Há diferenças entre software livre e open source. Quais são?

O open source surge numa tentativa de retirar essa dimensão mais ideológica do software livre, que veio com o [Richard Matthew] Stallman. Existe muita proximidade na prática entre o software livre e o open source. O open source pode não ser livre, ele não permite que você altere e nem distribua; o código-fonte dele é aberto, mas ele continua impedindo que as pessoas tenham a liberdade de manipular, trabalhar o conhecimento contido no programa. Já é uma grande coisa deixar o código aberto, sem dúvida, mas, no fundo, você tem algumas diferenças, que estão cada vez menores. No open source surgiu uma expressão que é Floss (free/libre open source software) isso foi feito pelo Rishab [Aiyer Ghosh], que é um indiano que criou essa expressão para dizer que não tem tanta diferença entre os modelos e que as pessoas atuam em conjunto, na prática.

Você acredita que o modelo livre tenha modificado a forma de negócio de software no Brasil e no mundo?

Muita gente migrou para o padrão de rede que trabalha com a idéia da plataforma livre. Os softwares baixaram de preço muito fortemente no mercado, exatamente pela pressão do software livre. Ele tem viabilizado uma saudável competição, coisa que não existia antes na plataforma proprietária. Cada vez mais o software livre avança no ambiente empresarial, principalmente numa estrutura de rede e avança também dentro da rede.

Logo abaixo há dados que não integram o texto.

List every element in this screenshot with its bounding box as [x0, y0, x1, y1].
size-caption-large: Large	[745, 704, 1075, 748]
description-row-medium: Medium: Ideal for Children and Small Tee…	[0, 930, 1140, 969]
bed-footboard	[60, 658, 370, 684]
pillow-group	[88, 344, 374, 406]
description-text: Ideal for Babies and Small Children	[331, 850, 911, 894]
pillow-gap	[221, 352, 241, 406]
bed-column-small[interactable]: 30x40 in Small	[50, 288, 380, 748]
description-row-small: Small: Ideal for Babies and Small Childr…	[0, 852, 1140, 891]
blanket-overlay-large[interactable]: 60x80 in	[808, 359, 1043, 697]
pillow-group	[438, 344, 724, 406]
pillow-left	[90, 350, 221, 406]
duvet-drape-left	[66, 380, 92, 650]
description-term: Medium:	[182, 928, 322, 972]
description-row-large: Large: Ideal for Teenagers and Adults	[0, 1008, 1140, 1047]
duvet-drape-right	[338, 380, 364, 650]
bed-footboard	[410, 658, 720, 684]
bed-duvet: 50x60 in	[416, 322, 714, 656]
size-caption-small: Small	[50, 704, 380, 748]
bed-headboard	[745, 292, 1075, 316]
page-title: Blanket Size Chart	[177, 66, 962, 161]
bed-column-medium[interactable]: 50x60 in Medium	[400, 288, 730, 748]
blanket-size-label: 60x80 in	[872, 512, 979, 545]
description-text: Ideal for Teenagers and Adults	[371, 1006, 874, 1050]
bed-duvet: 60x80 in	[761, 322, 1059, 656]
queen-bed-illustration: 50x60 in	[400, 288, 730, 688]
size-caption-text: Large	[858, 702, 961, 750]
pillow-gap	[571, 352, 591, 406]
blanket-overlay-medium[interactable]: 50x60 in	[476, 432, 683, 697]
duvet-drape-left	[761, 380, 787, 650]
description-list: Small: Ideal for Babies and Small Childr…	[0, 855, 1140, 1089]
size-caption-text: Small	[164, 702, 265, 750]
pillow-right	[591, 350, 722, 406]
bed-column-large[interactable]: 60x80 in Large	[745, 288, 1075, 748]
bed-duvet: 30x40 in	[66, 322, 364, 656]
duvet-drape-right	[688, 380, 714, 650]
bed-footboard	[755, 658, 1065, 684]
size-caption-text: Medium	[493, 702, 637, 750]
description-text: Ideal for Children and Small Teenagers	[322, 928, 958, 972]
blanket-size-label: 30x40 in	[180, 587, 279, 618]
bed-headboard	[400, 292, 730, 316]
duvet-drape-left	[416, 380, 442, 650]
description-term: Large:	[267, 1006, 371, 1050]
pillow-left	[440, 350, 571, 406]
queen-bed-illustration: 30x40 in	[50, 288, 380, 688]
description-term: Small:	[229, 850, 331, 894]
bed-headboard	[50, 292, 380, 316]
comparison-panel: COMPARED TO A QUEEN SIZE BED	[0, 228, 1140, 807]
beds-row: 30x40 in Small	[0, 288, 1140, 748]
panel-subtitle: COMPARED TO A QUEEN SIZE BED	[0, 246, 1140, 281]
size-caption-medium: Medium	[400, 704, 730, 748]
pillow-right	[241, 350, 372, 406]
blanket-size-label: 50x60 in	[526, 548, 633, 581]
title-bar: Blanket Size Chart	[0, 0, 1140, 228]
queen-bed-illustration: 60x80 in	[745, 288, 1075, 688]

Se você pegar os 10 maiores portais do mundo mais da metade utiliza software livre. A plataforma do Google é principalmente baseada em Linux, que é livre, do Wikipedia é um software livre, do Wordpress, também. A plataforma principal da rede é em software livre e a tendência é essa. No ambiente das redes colaborar é muito mais eficiente que competir. O modelo de negar acesso é ultrapassado. Qual o navegador que tem mais aplicativos? O Firefox. Porque o código-fonte dele é aberto e todo o mundo pode criar em cima. Como a licença dele permite visualizar os códigos, se você cria em cima, você tem que devolver o código criado. Então, há jovens talentosos no mundo inteiro criando uma API [Interface de Programação de Aplicativos] para o Firefox se comunicar direto com o Twitter, por exemplo. Isso, que o menino desenvolveu lá na Ásia, na Oceania, fica disponível pra todo o mundo. A produção de código aberto, que é principalmente comunitária, é infinitamente mais barata e superior que a produção do modelo proprietário. Óbvio que o modelo proprietário tem uma mega estrutura de negócio que impede as coisas de caminharem com rapidez, porque tem muita gente que ainda vive de licença de propriedade, mesmo sendo anacrônico. Mas há também empresas como a IBM que hoje vive praticamente de serviços. Ela tem alguns produtos com licença de propriedade, mas o grosso dela vem de relacionamento.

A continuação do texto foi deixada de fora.